Comment donner? C'est plus embarrassant. On a usé un peu de tout, souscriptions et fêtes. Dans ce concours de noble émulation, Amiens vient de se distinguer par une innovation. On avait déjà organisé des cavalcades, des représentations théâtrales, des ventes de charité, des concerts. Mais un cirque d'amateurs! C'est fait pour étonner quiconque se rend compte des difficultés inhérentes à ce genre de spectacle.

Plusieurs personnes notables se sont dévouées à la tâche; la bienveillance des autorités militaires acquise, le très distingué lieutenant Lavisse s'est mis en tête de transformer ses braves petits chasseurs à pied en artistes de premier ordre, et, finalement, un résultat superbe a été obtenu.

La partie locale du programme reposait tout entière sur les exercices des chasseurs à pied, une pantomime jouée par cent enfants des familles les plus riches aussi bien que des familles d'ouvriers; plus un quadrille par des cavaliers amateurs montant des chevaux de l'armée, et quelques intermèdes comiques.

Le côté exclusivement cirque eût manqué sans l'obligeance extrême de M. Molier, qui est venu compléter avec ses amis une affiche déjà pleine de promesses. C'est la première fois que les amateurs de la rue Bénouville se transportent. Leur présence à Amiens équivalait à un événement mondain; d'autant plus que si l'on sait où commence la troupe de M. Molier, si l'on en connaît les éléments d'une élégance si parfaite, il est infiniment plus difficile de savoir où elle finit: écuyers de haute école et de panneau, gymnastes, clowns, pantomimistes, athlètes, ont une suite interminable... autant dire Tout-Paris!

Tout Amiens s'en est léché les doigts. Je ne crois pas que les entours de la cathédrale, le roc des Trois-Cailloux et la place Parmentier aient été parcourus souvent par une pareille armée de boulevardiers. Mais revenons aux deux belles soirées données au profit des pauvres, et surtout à leur préparation si intéressante.

Sans nos bons troupiers la partie était douteuse. Mais le lieutenant Lavisse, aussi parfait gentleman que bon officier, s'était juré de faire triompher ses chasseurs et ceux-ci n'ont pas reculé d'une semelle. Etant donnés un sergent et douze hommes, animer le manège pendant trois heures, était un problème épineux. En cinq semaines, pas un jour de plus, les corps s'étaient assouplis, on avait cassé trois fois la barre du tremplin, mais le saut périlleux n'avait plus de secret pour les volontaires de la charité.

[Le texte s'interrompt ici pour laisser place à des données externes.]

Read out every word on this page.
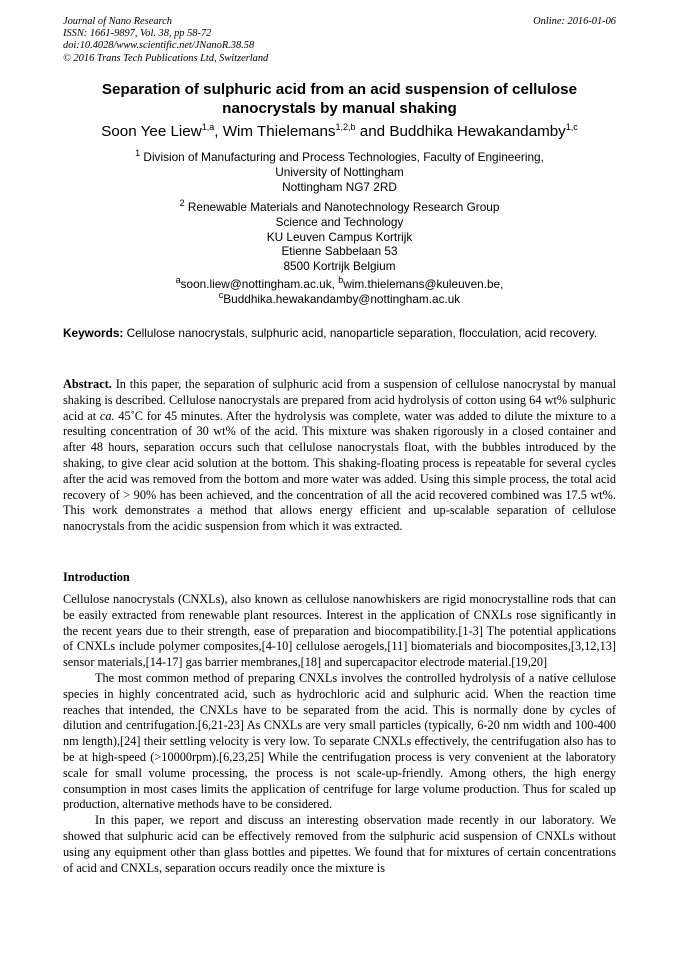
Journal of Nano Research
ISSN: 1661-9897, Vol. 38, pp 58-72
doi:10.4028/www.scientific.net/JNanoR.38.58
© 2016 Trans Tech Publications Ltd, Switzerland
Online: 2016-01-06
Separation of sulphuric acid from an acid suspension of cellulose nanocrystals by manual shaking
Soon Yee Liew$^{1,a}$, Wim Thielemans$^{1,2,b}$ and Buddhika Hewakandamby$^{1,c}$
$^1$ Division of Manufacturing and Process Technologies, Faculty of Engineering,
University of Nottingham
Nottingham NG7 2RD
$^2$ Renewable Materials and Nanotechnology Research Group
Science and Technology
KU Leuven Campus Kortrijk
Etienne Sabbelaan 53
8500 Kortrijk Belgium
$^a$soon.liew@nottingham.ac.uk, $^b$wim.thielemans@kuleuven.be,
$^c$Buddhika.hewakandamby@nottingham.ac.uk
Keywords: Cellulose nanocrystals, sulphuric acid, nanoparticle separation, flocculation, acid recovery.

Abstract. In this paper, the separation of sulphuric acid from a suspension of cellulose nanocrystal by manual shaking is described. Cellulose nanocrystals are prepared from acid hydrolysis of cotton using 64 wt% sulphuric acid at ca. 45˚C for 45 minutes. After the hydrolysis was complete, water was added to dilute the mixture to a resulting concentration of 30 wt% of the acid. This mixture was shaken rigorously in a closed container and after 48 hours, separation occurs such that cellulose nanocrystals float, with the bubbles introduced by the shaking, to give clear acid solution at the bottom. This shaking-floating process is repeatable for several cycles after the acid was removed from the bottom and more water was added. Using this simple process, the total acid recovery of > 90% has been achieved, and the concentration of all the acid recovered combined was 17.5 wt%. This work demonstrates a method that allows energy efficient and up-scalable separation of cellulose nanocrystals from the acidic suspension from which it was extracted.

Introduction

Cellulose nanocrystals (CNXLs), also known as cellulose nanowhiskers are rigid monocrystalline rods that can be easily extracted from renewable plant resources. Interest in the application of CNXLs rose significantly in the recent years due to their strength, ease of preparation and biocompatibility.[1-3] The potential applications of CNXLs include polymer composites,[4-10] cellulose aerogels,[11] biomaterials and biocomposites,[3,12,13] sensor materials,[14-17] gas barrier membranes,[18] and supercapacitor electrode material.[19,20]

The most common method of preparing CNXLs involves the controlled hydrolysis of a native cellulose species in highly concentrated acid, such as hydrochloric acid and sulphuric acid. When the reaction time reaches that intended, the CNXLs have to be separated from the acid. This is normally done by cycles of dilution and centrifugation.[6,21-23] As CNXLs are very small particles (typically, 6-20 nm width and 100-400 nm length),[24] their settling velocity is very low. To separate CNXLs effectively, the centrifugation also has to be at high-speed (>10000rpm).[6,23,25] While the centrifugation process is very convenient at the laboratory scale for small volume processing, the process is not scale-up-friendly. Among others, the high energy consumption in most cases limits the application of centrifuge for large volume production. Thus for scaled up production, alternative methods have to be considered.

In this paper, we report and discuss an interesting observation made recently in our laboratory. We showed that sulphuric acid can be effectively removed from the sulphuric acid suspension of CNXLs without using any equipment other than glass bottles and pipettes. We found that for mixtures of certain concentrations of acid and CNXLs, separation occurs readily once the mixture is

Au diable les godillots, la capote, la tunique, le képi! En bras de chemise, des espadrilles de vingt sous aux pieds, avec l'immuable pantalon d'ordonnance, dont la tôle se prête peu aux flexions des genoux, l'escouade a abordé son nouveau rôle, comme elle ferait son service en campagne. Quel entrain! On connaît le travail intitulé la Batoude. Les gymnastes sautent au tremplin à qui se dépassera; puis l'un d'eux se place comme au jeu de saut-de-mouton, tandis que les autres franchissent ce nouvel obstacle; un second s'ajoute, puis un troisième... Quand arrive le tour du dixième, ayant l'espace occupé par neuf de ses collègues à franchir, il faut beaucoup d'adresse et beaucoup d'énergie.

Le principe est simple: un tremplin, un appel du pied très ferme, un coup de rein pour amener la pirouette avant de retomber sur les pieds. On retombe forcément--le matelas protecteur est là, du reste--mais, au début, ce n'est pas toujours sur les pieds! Eh bien, en quelque chose comme trente leçons, nos chasseurs sont arrivés à des prodiges de souplesse. Il fallait suivre, à la représentation, leurs bonds vertigineux, lorsque, habillés en clowns, ils s'essayaient à la pyramide ou au saut de chat. Ils étaient d'autant plus amusants que de temps en temps la discipline reprenait le dessus, et qu'on sentait qu'au moindre: Une, deux, attention! En avant!... arche! le peloton se serait volontiers mis au port d'armes.